[Toybox] Editors and such.
Rob Landley
rob at landley.net
Sat Jun 30 16:00:08 PDT 2012
On 06/30/2012 03:42 PM, David Seikel wrote:
>> There are times scrolling existing text would be nice. Keep in mind
>> that's half of what "less" does".
>
> I did not mean the functionality of scrolling text, I meant using escape
> sequences for scrolling text. It already scrolls text, it just does a
> screen redraw instead of trying to figure out which bit of the screen
> it can scroll with escape sequences first before drawing the rest.
I'm currently debugging a horrible fedora-only build issue where running
a shell script snippet via /bin/bash inserts stuff at the start of the
$PATH for some reason. (Maybe /etc/profile? Fedora is horribly
overcomplicated.) This, like everything else, breaks cross compiling.
I'm running it under kvm, where screen writes are extremely expensive
due to the 2D sdl graphics card emulation.
Scrolling the screen is a bitblt, but redrawing the screen is slow
enough that I can see the characters redraw in the xterm.

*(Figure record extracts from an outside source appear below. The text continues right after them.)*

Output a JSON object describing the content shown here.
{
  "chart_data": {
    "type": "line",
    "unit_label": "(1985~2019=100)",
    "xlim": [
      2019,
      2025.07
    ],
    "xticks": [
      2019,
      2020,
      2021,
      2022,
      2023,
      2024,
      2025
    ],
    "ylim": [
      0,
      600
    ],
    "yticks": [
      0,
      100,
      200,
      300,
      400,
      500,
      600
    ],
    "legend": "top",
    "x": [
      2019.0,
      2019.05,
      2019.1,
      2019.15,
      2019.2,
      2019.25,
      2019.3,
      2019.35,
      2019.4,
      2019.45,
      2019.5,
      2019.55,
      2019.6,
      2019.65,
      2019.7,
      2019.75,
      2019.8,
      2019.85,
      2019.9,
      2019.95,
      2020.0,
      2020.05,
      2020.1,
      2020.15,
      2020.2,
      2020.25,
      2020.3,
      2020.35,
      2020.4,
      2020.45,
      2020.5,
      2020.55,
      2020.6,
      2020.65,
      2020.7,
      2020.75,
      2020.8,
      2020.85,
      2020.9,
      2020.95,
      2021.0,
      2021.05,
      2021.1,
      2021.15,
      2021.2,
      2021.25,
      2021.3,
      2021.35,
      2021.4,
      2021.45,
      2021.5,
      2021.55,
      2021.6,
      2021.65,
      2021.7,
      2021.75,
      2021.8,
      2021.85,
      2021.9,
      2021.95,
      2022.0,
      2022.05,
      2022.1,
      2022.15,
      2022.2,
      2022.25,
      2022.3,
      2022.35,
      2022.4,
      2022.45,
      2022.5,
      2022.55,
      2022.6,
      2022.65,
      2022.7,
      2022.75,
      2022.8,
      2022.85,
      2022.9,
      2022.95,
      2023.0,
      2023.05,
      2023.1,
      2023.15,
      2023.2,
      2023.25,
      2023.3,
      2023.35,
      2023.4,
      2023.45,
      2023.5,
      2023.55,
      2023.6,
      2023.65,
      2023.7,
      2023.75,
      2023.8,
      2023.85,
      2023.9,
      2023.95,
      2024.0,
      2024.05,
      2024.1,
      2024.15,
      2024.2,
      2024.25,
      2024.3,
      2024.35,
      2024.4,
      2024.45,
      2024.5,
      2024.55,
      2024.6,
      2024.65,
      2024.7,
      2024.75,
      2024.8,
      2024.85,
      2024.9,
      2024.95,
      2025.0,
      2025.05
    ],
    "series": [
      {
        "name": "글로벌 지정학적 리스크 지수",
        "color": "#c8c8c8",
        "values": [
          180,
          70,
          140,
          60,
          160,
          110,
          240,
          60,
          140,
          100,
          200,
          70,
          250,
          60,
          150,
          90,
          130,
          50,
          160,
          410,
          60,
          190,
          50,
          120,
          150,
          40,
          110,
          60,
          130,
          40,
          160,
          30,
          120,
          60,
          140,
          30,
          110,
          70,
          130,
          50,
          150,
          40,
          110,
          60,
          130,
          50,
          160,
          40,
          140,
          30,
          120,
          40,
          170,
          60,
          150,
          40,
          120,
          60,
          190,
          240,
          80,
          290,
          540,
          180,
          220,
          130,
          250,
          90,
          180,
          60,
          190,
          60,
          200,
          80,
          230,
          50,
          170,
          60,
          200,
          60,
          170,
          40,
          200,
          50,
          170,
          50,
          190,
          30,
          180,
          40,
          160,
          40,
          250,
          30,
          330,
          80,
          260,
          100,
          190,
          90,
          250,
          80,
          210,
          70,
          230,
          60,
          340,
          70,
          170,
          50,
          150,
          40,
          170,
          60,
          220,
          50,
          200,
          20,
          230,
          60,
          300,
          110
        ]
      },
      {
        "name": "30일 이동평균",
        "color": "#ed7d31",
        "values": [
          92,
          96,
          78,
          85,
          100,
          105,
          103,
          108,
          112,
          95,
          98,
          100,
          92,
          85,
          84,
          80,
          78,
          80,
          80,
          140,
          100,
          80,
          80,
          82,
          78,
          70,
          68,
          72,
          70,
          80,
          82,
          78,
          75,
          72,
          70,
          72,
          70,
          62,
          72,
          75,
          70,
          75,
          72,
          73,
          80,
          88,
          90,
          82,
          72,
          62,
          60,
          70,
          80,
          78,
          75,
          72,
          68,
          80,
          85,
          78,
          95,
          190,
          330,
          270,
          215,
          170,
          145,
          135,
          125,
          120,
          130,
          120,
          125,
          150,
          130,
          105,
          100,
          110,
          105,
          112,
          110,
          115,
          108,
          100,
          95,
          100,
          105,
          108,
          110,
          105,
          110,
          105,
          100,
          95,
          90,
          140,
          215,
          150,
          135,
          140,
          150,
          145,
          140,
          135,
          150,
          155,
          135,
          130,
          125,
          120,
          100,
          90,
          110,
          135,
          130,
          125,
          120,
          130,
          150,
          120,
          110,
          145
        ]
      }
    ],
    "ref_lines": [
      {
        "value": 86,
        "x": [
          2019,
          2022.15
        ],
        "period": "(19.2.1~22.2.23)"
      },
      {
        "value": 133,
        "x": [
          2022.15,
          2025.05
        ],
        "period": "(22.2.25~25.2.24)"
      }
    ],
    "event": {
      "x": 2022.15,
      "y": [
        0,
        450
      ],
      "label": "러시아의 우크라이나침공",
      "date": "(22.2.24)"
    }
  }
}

This means cursoring down in another less implementation will be
essentially instantaneous in otherimplementations, and will take a
couple seconds per cursor-down key in the one you're proposing.
Saving redrawing half a line is useless, but redrawing the entire screen
unnecessarily rather than moving the lines of text up/down is still
pretty noticeable.
> This is one of the reasons I was checking if we ever have to deal with
> slow connections. Fast ones can handle complete redraws for paging
> and scrolling, and that keeps the code simple. Optimized redraws can
> come later if we feel it's needed.
Optimizing redraws is more complicated than it's worth, but _avoiding_
redraws is a pretty common case that can be expensive in certain
contexts. (Scrolling up or down, happens a lot.)
>> Basically, "vi" and "less" are my two initial use cases for this.
>> Emacs ain't in posix. If it's a really trivial additional binding
>> (basically a .config file), fine. But I personally will never use it,
>> and no standard requires it.
>
> I would not use vi or emacs, so it's gonna do what ever I like as an
> editor as well as those two. Once it can deal with the horrid vi
> command and insert modes, which are no longer needed, just ancient
> historic artefacts, then a simple emacs editor is just a matter of
> different key bindings.
If you say so...
> It's gotta scratch my itches as well, or it's not worth my time.
Oh sure.
> And people will scream if I leave out emacs. shrugs
I honestly don't care, but if it's easy to do...
Rob
--
GNU/Linux isn't: Linux=GPLv2, GNU=GPLv3+, they can't share code.
Either it's "mere aggregation", or a license violation. Pick one.